Böhmer wirbt auf Wittenberger Umweltgipfel für alternative Energien

Seit Freitag diskutieren Umweltexperten und Politiker Auswege aus der drohenden Klimakatastrophe. Sachsen-Anhalts Ministerpräsident Wolfgang Böhmer (CDU) mahnte zum Auftakt des 14. Wittenberger Gesprächs, alternative Energien zu einer ernstzunehmenden Alternative zu machen.

Stromnetz Ausbau© Gina Sanders / Fotolia.com

Wittenberg (ddp-lsa/sm) - Das bedeute, dass regenerative Energien kostengünstig und permanent, also unabhängig von aktuellen Wetterverhältnissen wie Windstärke und Sonneneinstrahlung, zur Verfügung stehen müssten, sagte Böhmer laut vorab veröffentlichtem Redemanuskript.

Als Gäste der zweitägigen Tagung zum Thema "Klimawandel und Ressourcenbegrenzung - Zukunft alternativer Energien" wurden unter anderen der Präsident des Umweltbundesamtes, Andreas Troge, der ehemalige Direktor des UN-Umweltprogramms Klaus Töpfer sowie der frühere Bundeswirtschaftsminister Werner Müller (parteilos) erwartet.

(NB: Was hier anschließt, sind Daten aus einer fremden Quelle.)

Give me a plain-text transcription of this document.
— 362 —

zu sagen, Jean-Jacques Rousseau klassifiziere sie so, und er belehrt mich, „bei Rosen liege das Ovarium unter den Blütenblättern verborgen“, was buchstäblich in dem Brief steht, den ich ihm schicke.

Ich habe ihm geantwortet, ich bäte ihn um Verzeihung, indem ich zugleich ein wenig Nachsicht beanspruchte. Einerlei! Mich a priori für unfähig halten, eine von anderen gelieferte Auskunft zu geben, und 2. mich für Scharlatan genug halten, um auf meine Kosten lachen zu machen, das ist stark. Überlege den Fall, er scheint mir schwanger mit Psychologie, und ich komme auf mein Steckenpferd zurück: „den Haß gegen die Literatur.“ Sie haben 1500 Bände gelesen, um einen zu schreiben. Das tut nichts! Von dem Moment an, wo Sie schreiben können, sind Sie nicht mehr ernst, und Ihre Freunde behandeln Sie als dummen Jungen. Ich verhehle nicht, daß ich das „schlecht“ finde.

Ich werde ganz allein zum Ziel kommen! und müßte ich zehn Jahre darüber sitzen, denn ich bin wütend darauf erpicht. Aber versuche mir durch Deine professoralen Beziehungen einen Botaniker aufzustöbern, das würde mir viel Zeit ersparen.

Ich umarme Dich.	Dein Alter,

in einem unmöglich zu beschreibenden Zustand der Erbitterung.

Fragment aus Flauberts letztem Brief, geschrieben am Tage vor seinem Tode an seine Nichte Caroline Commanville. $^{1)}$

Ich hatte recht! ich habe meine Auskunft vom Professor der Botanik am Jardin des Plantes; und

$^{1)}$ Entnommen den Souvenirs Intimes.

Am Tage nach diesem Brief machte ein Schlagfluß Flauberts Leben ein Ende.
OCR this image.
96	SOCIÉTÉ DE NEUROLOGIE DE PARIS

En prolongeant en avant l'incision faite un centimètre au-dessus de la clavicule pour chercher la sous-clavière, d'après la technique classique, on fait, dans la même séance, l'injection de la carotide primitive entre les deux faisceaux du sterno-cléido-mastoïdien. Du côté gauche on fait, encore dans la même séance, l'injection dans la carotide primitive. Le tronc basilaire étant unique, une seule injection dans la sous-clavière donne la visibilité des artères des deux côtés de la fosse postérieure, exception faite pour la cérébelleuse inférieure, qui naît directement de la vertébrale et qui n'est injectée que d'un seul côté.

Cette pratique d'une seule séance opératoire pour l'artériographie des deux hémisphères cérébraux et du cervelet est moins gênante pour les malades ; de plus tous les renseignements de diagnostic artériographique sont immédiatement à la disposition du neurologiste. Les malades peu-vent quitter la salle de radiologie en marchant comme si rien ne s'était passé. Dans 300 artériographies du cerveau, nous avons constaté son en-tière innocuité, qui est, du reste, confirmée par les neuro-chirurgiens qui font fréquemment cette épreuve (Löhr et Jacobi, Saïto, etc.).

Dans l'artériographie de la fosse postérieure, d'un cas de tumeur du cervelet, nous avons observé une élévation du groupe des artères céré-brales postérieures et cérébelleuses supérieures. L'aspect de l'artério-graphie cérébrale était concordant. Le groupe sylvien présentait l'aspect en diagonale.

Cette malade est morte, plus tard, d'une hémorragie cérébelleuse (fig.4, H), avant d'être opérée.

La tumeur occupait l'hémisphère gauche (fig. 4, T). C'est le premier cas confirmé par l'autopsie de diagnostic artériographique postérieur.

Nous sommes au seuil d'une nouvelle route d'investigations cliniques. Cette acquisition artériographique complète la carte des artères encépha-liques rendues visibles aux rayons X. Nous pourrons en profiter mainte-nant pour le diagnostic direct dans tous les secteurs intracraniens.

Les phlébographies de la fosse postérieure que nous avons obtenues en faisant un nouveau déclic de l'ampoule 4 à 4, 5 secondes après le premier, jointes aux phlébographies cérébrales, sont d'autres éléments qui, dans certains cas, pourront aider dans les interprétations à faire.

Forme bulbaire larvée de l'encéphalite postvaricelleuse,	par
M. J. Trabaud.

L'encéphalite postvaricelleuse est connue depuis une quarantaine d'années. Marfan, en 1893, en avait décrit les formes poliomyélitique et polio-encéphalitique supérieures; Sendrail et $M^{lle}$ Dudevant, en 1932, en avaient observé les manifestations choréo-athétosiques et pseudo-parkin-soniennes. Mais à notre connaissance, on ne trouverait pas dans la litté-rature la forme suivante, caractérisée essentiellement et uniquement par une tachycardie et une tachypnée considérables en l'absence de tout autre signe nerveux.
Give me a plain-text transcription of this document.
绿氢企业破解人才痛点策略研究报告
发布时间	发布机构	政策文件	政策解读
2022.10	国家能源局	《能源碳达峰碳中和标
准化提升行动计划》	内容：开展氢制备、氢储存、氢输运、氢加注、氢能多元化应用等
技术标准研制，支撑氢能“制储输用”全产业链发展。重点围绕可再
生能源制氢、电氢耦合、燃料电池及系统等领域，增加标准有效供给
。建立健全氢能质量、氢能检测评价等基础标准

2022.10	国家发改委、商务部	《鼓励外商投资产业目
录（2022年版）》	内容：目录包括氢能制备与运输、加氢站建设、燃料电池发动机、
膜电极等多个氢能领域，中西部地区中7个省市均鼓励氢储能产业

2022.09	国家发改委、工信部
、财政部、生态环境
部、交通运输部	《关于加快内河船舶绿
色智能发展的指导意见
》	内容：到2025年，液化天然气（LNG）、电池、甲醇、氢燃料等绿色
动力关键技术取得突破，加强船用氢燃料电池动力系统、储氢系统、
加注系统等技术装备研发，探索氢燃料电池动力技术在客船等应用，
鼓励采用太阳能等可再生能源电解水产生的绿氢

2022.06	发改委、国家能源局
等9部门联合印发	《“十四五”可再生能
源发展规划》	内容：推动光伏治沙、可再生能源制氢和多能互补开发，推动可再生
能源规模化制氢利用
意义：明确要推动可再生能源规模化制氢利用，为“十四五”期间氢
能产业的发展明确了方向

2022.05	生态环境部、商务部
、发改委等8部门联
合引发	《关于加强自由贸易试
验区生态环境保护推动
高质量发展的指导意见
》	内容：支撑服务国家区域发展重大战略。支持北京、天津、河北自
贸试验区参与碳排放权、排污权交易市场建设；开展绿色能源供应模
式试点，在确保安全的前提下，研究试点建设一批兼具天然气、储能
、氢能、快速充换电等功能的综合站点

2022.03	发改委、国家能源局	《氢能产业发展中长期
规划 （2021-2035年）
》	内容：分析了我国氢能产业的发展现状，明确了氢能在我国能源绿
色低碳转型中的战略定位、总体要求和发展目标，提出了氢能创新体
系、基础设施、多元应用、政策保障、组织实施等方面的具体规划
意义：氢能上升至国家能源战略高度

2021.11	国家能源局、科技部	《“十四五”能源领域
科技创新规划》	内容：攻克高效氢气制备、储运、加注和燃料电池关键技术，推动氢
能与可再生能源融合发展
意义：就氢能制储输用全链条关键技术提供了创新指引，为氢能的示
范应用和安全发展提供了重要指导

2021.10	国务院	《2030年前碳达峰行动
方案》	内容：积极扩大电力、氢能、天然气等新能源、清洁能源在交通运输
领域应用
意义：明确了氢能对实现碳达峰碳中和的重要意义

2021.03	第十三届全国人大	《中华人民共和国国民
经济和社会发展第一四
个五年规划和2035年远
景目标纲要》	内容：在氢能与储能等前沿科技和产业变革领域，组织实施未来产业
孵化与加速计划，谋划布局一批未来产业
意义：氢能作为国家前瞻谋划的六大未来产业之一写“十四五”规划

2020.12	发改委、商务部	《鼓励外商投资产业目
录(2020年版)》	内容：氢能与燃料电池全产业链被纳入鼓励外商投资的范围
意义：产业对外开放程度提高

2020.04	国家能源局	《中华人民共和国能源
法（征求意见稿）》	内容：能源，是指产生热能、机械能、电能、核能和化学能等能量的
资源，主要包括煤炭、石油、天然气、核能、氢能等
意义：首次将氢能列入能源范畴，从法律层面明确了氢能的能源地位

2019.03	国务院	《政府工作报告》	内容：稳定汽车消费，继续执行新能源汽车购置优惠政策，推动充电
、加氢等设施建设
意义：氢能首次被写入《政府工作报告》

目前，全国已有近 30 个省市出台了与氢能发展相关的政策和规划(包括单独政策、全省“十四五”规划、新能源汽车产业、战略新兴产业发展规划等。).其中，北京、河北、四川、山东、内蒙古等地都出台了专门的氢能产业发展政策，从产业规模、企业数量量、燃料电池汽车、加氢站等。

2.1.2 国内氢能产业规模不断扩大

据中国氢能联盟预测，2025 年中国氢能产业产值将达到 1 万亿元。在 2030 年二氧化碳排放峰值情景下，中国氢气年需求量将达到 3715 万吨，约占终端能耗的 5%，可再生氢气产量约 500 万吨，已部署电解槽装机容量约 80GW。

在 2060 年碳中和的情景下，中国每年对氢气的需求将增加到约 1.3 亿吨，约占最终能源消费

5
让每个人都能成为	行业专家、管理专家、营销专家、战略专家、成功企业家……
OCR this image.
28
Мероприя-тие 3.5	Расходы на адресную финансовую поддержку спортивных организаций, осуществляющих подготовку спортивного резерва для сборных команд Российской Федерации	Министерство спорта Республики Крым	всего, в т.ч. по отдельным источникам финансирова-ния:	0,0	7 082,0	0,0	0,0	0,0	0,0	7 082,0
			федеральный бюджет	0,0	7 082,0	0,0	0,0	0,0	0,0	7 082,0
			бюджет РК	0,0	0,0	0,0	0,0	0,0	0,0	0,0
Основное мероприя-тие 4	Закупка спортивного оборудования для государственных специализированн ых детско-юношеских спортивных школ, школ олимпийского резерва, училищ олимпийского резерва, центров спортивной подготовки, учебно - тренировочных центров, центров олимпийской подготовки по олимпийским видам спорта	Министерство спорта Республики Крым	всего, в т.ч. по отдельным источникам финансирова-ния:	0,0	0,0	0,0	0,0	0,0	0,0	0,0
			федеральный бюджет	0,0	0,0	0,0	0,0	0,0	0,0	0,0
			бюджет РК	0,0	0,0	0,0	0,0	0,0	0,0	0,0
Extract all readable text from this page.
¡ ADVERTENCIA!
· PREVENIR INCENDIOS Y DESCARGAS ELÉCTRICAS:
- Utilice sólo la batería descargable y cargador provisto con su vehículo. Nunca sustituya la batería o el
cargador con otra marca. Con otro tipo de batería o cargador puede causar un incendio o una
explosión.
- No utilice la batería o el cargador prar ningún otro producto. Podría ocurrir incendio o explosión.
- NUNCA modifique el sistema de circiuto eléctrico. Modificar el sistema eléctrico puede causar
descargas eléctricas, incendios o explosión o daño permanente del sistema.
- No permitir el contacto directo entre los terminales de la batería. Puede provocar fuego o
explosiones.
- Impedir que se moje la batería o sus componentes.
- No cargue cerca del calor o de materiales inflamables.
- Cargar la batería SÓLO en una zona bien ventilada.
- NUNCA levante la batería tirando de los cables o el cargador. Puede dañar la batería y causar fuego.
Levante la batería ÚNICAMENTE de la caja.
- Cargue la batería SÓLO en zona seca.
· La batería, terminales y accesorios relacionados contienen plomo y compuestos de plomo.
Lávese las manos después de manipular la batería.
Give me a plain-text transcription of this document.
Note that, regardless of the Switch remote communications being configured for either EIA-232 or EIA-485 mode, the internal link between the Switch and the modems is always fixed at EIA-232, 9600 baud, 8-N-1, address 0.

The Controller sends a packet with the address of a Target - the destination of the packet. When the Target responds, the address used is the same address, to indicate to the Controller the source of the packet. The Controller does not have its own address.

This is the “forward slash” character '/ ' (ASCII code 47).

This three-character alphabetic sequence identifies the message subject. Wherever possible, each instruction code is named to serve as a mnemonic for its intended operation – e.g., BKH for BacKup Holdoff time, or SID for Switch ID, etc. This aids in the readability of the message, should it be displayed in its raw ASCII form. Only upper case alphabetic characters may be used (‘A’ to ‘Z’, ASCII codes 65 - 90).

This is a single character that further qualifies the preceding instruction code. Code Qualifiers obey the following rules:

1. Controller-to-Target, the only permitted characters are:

Böhmer sagte, gerade Sachsen-Anhalt könne in Umweltfragen ein Vorbild für andere Regionen sein. Wer heute durch die Bergbaufolgelandschaften und die Chemieregion um Bitterfeld reise, erkenne die "gravierenden Unterschiede" im Vergleich zur Zeit unmittelbar nach der Wende. Dieser positive Wandel zeige, "dass wir Menschen einiges wieder in Ordnung bringen können", betonte der CDU-Politiker.